„Zur Tatzeit gestört und gestresst“

Fort Meade · Vor einem Militärgericht in Fort Meade hat sich Wikileaks-Informant Bradley Manning erstmals für die Veröffentlichung geheimer Dokumente entschuldigt. Bis zum 23. August wird über das Strafmaß beraten.

Der Wikileaks-Informant Bradley Manning hat sich erstmals für die Weitergabe hunderttausender Geheimdokumente an die Enthüllungsplattform entschuldigt. Er bedaure, dass seine Taten Menschen verletzt und den Vereinigten Staaten geschadet hätten, sagte der Soldat am Mittwoch (Ortszeit) vor einem Militärgericht in Fort Meade. In der Anhörung zur Festsetzung des Strafmaßes attestierten Experten dem 25-Jährigen Persönlichkeitsstörungen und extremen Stress zum Tatzeitpunkt. Es war das erste Mal, dass Manning bekannte, dass sein Verhalten dem Staat geschadet habe. Der 25-Jährige zeigte sich in der Anhörung auch bereit, die Strafe zu akzeptieren. "Ich weiß, dass ich den Preis zahlen muss", sagte er.

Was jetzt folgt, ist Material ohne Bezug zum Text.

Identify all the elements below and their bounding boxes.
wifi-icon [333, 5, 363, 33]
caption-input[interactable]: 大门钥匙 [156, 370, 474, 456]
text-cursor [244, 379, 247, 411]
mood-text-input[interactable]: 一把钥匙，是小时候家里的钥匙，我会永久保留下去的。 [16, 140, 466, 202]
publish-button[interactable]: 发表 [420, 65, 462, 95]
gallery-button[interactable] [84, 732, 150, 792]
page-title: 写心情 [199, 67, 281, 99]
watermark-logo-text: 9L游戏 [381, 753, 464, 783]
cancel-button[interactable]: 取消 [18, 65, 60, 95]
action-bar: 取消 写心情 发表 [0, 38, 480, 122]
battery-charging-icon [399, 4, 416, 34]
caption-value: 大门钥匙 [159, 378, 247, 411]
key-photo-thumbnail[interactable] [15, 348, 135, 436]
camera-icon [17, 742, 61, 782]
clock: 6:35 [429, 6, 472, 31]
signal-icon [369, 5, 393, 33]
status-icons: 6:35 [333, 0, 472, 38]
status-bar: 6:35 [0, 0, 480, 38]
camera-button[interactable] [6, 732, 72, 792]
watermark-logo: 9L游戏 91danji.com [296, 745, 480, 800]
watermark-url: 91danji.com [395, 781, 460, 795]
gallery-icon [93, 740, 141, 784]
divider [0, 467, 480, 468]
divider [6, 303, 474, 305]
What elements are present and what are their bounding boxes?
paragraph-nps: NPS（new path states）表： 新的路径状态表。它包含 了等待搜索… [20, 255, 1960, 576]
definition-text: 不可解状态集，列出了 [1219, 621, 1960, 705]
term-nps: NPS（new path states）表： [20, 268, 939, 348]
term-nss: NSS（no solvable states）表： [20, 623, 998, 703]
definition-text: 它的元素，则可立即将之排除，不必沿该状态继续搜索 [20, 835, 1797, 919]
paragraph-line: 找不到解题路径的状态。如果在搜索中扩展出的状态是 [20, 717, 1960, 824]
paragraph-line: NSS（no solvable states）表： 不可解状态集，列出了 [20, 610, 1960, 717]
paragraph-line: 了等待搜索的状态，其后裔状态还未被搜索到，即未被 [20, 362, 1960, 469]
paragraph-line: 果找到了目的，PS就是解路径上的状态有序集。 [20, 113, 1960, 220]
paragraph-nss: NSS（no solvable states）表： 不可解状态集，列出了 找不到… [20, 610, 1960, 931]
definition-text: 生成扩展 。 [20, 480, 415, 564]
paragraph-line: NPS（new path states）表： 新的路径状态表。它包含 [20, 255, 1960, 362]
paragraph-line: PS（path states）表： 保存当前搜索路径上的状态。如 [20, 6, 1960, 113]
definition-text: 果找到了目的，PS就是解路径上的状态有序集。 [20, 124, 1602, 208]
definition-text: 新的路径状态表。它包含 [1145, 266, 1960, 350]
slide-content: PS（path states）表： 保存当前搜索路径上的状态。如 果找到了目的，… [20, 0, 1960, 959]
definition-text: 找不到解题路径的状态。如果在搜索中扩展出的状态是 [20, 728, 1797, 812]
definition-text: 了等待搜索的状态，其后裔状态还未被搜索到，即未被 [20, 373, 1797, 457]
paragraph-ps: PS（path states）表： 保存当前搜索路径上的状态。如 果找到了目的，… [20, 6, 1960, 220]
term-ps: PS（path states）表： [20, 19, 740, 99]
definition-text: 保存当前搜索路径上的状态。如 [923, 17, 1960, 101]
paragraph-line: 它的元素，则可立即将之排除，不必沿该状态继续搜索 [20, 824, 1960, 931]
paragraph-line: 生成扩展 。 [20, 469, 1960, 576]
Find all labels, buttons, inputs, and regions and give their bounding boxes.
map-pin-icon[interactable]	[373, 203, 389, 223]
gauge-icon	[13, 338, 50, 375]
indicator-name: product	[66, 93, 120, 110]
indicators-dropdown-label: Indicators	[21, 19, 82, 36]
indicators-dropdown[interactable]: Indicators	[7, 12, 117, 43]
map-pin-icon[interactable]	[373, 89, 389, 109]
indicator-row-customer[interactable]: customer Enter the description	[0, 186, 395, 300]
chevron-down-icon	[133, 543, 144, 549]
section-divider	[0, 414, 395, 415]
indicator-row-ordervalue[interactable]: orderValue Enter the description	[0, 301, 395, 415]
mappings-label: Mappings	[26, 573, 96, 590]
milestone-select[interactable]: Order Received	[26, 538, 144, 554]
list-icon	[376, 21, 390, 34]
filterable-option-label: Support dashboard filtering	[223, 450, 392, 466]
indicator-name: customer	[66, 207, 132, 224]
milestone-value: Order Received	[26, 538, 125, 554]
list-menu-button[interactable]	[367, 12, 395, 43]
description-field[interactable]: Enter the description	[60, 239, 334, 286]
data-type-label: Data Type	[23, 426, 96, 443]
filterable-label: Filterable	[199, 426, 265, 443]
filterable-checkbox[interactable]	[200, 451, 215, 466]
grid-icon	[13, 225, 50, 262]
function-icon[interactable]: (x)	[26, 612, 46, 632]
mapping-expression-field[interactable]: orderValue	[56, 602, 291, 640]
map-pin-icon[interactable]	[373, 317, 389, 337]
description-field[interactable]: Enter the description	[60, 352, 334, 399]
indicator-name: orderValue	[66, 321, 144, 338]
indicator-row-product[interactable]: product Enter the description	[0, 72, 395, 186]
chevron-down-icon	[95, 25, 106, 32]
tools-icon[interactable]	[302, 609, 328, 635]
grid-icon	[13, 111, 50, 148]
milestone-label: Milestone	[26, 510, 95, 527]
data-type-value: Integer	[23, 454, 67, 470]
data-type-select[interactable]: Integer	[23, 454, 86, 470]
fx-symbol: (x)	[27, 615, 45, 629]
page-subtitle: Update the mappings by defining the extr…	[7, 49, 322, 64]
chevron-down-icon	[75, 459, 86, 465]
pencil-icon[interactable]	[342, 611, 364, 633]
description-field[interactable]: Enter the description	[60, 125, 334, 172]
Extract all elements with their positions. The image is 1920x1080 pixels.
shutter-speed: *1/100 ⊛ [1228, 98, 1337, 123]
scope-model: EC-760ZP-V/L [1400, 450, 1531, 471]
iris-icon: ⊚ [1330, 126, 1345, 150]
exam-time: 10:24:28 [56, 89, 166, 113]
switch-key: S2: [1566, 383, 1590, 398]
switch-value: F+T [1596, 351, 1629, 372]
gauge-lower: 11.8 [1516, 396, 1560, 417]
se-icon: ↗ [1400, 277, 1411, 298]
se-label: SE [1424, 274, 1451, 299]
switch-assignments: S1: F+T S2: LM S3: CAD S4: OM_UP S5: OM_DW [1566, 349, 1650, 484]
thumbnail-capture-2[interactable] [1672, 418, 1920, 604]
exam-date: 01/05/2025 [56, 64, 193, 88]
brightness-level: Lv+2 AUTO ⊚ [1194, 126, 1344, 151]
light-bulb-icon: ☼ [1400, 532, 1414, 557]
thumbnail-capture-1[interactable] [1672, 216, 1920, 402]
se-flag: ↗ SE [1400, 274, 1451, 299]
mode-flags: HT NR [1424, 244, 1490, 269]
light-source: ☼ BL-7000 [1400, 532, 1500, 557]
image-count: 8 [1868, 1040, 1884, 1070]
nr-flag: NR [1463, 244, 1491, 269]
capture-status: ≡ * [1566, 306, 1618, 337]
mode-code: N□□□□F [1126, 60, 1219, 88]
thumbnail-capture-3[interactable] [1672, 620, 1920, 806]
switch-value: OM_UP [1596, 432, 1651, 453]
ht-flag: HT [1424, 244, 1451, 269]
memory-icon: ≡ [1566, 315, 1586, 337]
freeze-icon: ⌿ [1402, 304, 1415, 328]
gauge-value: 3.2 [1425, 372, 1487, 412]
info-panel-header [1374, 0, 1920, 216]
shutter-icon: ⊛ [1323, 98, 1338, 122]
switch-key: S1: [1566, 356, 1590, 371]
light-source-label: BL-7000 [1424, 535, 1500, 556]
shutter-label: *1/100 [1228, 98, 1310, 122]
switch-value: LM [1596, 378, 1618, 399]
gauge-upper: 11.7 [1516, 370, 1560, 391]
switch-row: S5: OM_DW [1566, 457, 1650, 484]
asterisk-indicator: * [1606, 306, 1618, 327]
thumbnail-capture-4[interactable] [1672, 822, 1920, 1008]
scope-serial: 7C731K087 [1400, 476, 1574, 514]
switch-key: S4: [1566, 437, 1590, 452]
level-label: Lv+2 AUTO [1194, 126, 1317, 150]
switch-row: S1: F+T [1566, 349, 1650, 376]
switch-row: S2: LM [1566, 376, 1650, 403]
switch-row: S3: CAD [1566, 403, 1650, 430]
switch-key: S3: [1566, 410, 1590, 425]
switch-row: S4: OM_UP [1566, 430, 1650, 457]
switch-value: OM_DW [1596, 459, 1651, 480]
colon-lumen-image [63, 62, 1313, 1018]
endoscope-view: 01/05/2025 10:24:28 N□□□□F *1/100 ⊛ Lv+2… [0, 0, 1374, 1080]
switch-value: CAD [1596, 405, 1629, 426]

Der Obergefreite war Ende Juli in 20 von 22 Anklagepunkten, darunter Spionage, Computerbetrug und Verstoß gegen Militärregeln, für schuldig befunden worden. Ihm drohen bis zu 90 Jahre Gefängnis. Die Beratungen über das Strafmaß sollen noch bis zum 23. August dauern.

Der Wikileaks-Gründer Julian Assange äußerte in einer Erklärung Zweifel an der Freiwilligkeit der Entschuldigung. "Die einzige Währung, welche dieses Militärgericht akzeptiert, ist Bradley Mannings Demütigung", erklärte Assange. "Mannings erzwungene Entscheidung, sich bei der US-Regierung zu entschuldigen in der Hoffnung, die Haftstrafe um ein Jahrzehnt oder mehr zu reduzieren, muss mit Mitgefühl und Verständnis betrachtet werden."

Manning hatte während seiner Stationierung im Irak zwischen November 2009 und Mai 2010 hunderttausende geheime Dokumente zu den Kriegen im Irak und Afghanistan sowie diplomatische Depeschen von Militärrechnern heruntergeladen und Wikileaks zugespielt. Während die US-Regierung Manning als verantwortungslosen Verräter darstellt, ist er für seine Unterstützer ein Held. Mehr als 100 000 Menschen unterzeichneten eine Petition, um ihn für den Friedensnobelpreis vorzuschlagen.

In der Anhörung am Mittwoch sagten auf Einladung der Verteidigung mehrere Experten und Angehörige Mannings aus. Der Psychiater David Moulton sagte, Manning habe während seiner Stationierung im Irak unter "emotionalem Stress" gestanden, da er darüber nachgedacht habe, als Frau zu leben. Mit der Weitergabe der Dokumente sei Manning überzeugt gewesen, eine moralische Pflicht zu erfüllen. "Er dachte, die von ihm enthüllten Informationen würden die Welt verändern", sagte Moulton. Der Militärpsychologe Michael Worsley attestierte Manning eine Persönlichkeitsstörung und eine Störung der Geschlechteridentität. Für den homosexuellen Manning sei das Militär damals eine "feindliche" Umgebung gewesen. "Im Militär zu sein und ein Gender-Problem zu haben geht nicht gerade Hand in Hand", sagte Worsley.

Mannings Schwester Casey Major und eine Tante beschrieben die traumatische Kindheit des Angeklagten. Seine Eltern seien Alkoholiker gewesen, hätten ihn oft alleine gelassen. Bis zu seinem zwölften Lebensjahr hätten die Eltern dem Jungen noch Babynahrung zu essen gegeben. "Es ist erstaunlich, wie sehr er gereift ist. Ich hoffe nur, er kann sein, wer er ist, einfach glücklich", so seine Schwester.